Чем ближе она подходила, тем больше удивлялась собственному безразличию. Труп заклятого врага не вызывал никаких эмоций, и даже не укладывалось в голове значение слова ТРУП. То, что лежало на поляне, не имело ничего общего с овеществленным финалом ее многолетних поисков. Захоевой, живой или мертвой, здесь вообще не было. Неповторимый пасьянс ее души был перетасован, она растаяла, как снежинка в теплом растворе хаоса, ушла туда, куда уходят сожженные картины и незаписанные стихи. А на траве лежала имитация ее тела, добротная мясная скульптура, задрапированная тканью, очень точное, скучное, выверенное до последней детали изображение, гипер-реалистичность которого не могла возбудить эмпатических волн на поверхности сердца, искушенного в вопросах красоты.
Берская нагнулась над телом, деловито распутала с живота и вытянула из-под спины пару тряпок, выбирая, где посуше. Выкатилась баночка валидола, она заодно прибрала и ее. Тяжеленный револьвер был бесполезен, патронов в нем не осталось, а новых для этой древней модели уже не достать. Но так оставлять его на виду тоже было неразумно. Берская решила его забрать и где-нибудь утопить при первой возможности. Сложив добычу в авоську, она вернулась к велосипеду и обмотала тряпками растрескавшееся седло. Получилось криво, но по крайней мере удобнее. Она перекинула ногу через раму и покатила, погремела прочь по тропинке. Как только велосипед съехал в овраг, из бузины выбежала большая черная птица и клюнула Захоеву в лицо.

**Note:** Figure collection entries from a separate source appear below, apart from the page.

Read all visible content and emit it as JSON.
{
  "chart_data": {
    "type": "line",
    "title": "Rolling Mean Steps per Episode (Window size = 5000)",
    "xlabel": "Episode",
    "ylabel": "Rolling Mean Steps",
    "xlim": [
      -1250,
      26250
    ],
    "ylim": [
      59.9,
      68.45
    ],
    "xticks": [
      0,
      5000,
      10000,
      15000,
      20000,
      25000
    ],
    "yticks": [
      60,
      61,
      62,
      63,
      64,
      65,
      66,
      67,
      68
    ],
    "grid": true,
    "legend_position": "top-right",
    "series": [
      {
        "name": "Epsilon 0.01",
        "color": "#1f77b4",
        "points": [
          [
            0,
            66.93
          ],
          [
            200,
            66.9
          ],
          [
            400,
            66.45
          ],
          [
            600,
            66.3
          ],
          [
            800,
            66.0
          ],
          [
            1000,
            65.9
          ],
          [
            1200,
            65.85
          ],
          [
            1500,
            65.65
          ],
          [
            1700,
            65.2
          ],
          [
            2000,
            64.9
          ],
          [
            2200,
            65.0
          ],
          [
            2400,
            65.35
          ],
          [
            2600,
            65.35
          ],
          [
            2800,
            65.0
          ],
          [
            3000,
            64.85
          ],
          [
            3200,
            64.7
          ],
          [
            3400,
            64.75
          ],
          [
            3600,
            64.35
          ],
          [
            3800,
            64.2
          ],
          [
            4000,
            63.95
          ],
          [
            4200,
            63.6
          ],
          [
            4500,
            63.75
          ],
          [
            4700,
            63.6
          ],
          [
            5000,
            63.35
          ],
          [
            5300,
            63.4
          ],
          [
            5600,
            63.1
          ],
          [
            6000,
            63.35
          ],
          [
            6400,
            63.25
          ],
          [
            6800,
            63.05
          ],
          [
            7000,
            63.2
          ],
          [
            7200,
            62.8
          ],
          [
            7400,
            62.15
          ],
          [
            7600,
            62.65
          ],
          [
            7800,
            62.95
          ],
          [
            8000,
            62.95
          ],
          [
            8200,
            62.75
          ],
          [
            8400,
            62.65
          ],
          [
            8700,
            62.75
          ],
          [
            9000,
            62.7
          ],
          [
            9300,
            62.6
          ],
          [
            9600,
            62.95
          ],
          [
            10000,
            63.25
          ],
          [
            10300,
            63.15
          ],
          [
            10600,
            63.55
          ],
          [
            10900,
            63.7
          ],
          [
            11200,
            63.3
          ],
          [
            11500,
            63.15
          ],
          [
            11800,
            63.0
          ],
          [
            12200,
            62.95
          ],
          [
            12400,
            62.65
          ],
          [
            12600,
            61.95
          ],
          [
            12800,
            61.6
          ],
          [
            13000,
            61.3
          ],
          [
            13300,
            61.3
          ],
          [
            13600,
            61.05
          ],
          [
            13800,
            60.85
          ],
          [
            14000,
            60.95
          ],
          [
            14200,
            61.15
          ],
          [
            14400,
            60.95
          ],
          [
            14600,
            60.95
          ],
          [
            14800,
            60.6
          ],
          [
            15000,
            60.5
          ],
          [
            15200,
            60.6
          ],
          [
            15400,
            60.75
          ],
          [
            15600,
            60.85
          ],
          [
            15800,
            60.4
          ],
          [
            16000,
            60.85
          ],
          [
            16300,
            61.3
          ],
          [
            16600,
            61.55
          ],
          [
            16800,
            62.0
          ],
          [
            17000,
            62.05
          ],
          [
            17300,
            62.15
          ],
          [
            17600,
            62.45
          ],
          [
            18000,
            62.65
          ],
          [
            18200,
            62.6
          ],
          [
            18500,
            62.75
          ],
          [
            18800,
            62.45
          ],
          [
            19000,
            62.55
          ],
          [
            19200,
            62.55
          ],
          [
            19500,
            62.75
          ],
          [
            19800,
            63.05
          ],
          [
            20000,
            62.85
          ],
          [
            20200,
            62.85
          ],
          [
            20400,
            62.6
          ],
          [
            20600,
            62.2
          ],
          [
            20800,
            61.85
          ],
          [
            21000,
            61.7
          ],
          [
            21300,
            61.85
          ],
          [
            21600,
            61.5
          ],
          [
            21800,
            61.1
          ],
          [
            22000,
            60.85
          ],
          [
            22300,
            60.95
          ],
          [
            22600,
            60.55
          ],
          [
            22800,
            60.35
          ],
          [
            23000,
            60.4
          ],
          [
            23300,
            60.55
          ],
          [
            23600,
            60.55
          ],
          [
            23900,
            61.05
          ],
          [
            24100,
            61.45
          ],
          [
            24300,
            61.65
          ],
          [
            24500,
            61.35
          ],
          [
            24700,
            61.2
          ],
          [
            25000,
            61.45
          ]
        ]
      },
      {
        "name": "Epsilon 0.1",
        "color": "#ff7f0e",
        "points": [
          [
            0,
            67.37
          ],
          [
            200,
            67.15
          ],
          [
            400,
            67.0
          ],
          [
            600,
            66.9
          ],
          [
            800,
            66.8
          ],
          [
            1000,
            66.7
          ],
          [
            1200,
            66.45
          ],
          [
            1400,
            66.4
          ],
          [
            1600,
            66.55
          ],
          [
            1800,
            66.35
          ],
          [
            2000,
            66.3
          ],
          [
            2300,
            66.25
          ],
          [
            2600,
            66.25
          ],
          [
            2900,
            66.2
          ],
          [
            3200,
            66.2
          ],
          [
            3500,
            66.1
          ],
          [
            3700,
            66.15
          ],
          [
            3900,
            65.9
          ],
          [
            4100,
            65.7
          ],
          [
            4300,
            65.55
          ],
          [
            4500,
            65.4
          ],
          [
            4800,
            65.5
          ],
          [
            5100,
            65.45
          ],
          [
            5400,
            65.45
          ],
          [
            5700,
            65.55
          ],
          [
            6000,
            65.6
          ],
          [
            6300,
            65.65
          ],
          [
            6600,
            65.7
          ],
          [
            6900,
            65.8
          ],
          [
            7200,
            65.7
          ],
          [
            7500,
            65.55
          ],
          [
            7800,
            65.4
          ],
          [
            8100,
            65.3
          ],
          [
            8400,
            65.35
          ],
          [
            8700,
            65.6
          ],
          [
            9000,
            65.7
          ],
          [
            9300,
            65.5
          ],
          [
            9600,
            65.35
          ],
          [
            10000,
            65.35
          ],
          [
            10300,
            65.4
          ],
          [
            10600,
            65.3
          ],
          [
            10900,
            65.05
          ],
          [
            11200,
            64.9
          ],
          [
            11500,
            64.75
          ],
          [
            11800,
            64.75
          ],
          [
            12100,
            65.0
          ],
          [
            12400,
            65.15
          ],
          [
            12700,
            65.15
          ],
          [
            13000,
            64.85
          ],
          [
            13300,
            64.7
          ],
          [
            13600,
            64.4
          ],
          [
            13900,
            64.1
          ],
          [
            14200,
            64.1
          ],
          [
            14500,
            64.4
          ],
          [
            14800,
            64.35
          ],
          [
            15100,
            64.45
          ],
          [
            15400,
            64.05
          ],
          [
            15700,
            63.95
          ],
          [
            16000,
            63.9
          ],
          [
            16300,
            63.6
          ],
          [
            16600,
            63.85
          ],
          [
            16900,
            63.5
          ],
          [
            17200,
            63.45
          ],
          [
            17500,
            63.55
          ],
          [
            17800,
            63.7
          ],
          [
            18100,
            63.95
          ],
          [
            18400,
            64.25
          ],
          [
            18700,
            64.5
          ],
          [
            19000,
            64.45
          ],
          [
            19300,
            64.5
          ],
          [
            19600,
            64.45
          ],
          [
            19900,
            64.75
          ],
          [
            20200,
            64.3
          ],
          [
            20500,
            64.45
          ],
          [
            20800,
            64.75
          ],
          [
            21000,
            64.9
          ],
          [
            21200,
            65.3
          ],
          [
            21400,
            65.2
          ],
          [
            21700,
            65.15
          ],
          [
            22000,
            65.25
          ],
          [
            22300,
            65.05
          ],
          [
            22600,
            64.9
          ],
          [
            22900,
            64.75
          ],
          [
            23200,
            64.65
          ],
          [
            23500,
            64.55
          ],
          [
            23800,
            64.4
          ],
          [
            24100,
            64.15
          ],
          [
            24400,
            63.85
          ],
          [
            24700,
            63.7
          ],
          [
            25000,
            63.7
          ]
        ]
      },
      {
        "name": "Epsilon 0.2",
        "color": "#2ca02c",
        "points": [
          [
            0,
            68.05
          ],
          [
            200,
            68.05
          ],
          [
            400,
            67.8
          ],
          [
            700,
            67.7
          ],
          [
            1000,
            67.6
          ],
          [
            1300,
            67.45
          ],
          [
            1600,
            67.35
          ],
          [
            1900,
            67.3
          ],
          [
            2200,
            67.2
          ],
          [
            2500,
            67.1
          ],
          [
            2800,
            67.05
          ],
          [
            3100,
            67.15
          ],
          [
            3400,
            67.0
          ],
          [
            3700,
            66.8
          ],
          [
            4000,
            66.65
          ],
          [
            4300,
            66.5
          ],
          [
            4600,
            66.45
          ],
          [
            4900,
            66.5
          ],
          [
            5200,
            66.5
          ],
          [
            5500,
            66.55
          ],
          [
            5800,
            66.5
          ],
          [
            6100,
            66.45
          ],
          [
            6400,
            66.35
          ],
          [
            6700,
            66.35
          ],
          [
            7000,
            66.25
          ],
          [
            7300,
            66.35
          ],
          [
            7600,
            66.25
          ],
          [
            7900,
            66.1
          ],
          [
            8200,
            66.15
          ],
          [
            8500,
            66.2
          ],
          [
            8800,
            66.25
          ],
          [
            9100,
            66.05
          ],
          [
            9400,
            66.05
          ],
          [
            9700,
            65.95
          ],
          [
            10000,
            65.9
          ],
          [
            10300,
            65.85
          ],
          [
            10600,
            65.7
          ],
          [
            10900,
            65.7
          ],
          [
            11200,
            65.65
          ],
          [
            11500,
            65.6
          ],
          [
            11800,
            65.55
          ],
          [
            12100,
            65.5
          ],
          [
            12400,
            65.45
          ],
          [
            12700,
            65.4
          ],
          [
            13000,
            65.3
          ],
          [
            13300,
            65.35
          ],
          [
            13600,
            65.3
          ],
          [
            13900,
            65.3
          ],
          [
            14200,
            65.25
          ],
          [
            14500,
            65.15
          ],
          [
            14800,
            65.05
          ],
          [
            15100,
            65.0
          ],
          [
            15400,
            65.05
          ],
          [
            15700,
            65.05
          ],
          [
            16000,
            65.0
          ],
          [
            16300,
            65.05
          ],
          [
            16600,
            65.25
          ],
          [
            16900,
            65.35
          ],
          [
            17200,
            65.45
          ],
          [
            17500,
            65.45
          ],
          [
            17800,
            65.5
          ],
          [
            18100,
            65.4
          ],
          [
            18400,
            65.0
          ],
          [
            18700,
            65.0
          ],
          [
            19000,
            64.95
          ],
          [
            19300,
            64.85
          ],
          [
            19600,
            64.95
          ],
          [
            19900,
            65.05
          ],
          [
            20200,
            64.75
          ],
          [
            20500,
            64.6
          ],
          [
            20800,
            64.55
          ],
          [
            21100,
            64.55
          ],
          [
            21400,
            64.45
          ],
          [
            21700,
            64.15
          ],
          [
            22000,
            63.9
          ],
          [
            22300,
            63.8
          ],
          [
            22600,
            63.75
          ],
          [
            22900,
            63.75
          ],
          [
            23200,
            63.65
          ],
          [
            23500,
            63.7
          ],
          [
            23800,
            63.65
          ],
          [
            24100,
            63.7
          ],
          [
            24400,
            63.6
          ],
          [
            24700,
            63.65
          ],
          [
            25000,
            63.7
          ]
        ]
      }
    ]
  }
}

Тимоня смотрит, затаив дыхание. Поляна, птичка, неподвижное скорченное тело. Все как на картинке, только чуть-чуть расплывается по краям. В этом месте у Красивой Пущины сходятся разные дырочки, и поэтому можно не только слушать думанье людей, но и подсматривать, что творится. Хотя думанье, конечно, интересней, ведь у бабы Наташи всегда столько красивых слов. Тимоне особенно нравится слово СКУЛЬПТУРА, волокущее за собой целую гирлянду цветных звенящих картинок… Скользит мокрый снег по бронзовым носам, впечатываются в небеса контуры неподвижно бегущих лошадей, а на аренах выпуклых площадей изгибаются в замороженном танце вычурные иностранцы в позеленевших панталонах. Отсюда легко скользится в сторону оживления, где пляшет в сиреневых лучах женственный танцор, раскидывая в шпагате голенастые ноги, и Тимоня плавно облетает его по расходящейся спирали, проходя сквозь горбатые глыбы кинокамер, щурясь от обнаженного стрекотания каких-то лент и железок, пытаясь заглянуть ему в лицо, но, зацепившись за что-то внутри, опять немножко соскальзывает и оказывается в полупустом кинозале. По экрану порхает плоский блекло-серебристый танцор, у него в лице нет ничего интересного, зато узор его танца теперь виден целиком, туда вплетаются нитки некачественно записанной музыки, придающие всей композиции ностальгический уют и очарование. А в зале почти никого нет, только запахи прячутся по углам, и вообще все очень грустно, потому что кино уже заканчивается, а снаружи ничего даже близко не стоит, только валит мокрый снег из мерцающего неба… Запахи, кстати, совсем не клеятся в эту танцующую картину. Они, напротив, с каждой секундой набирают крепость и грозят разрушить быстрорастворимое очарование. Особенно выделяется один, остро-томатный, пронзительный дух дешевой похлебки, и тут же для него находится слово — MINESTRONE, куриный суп с овощами, омерзительное, тошнотворное понятие.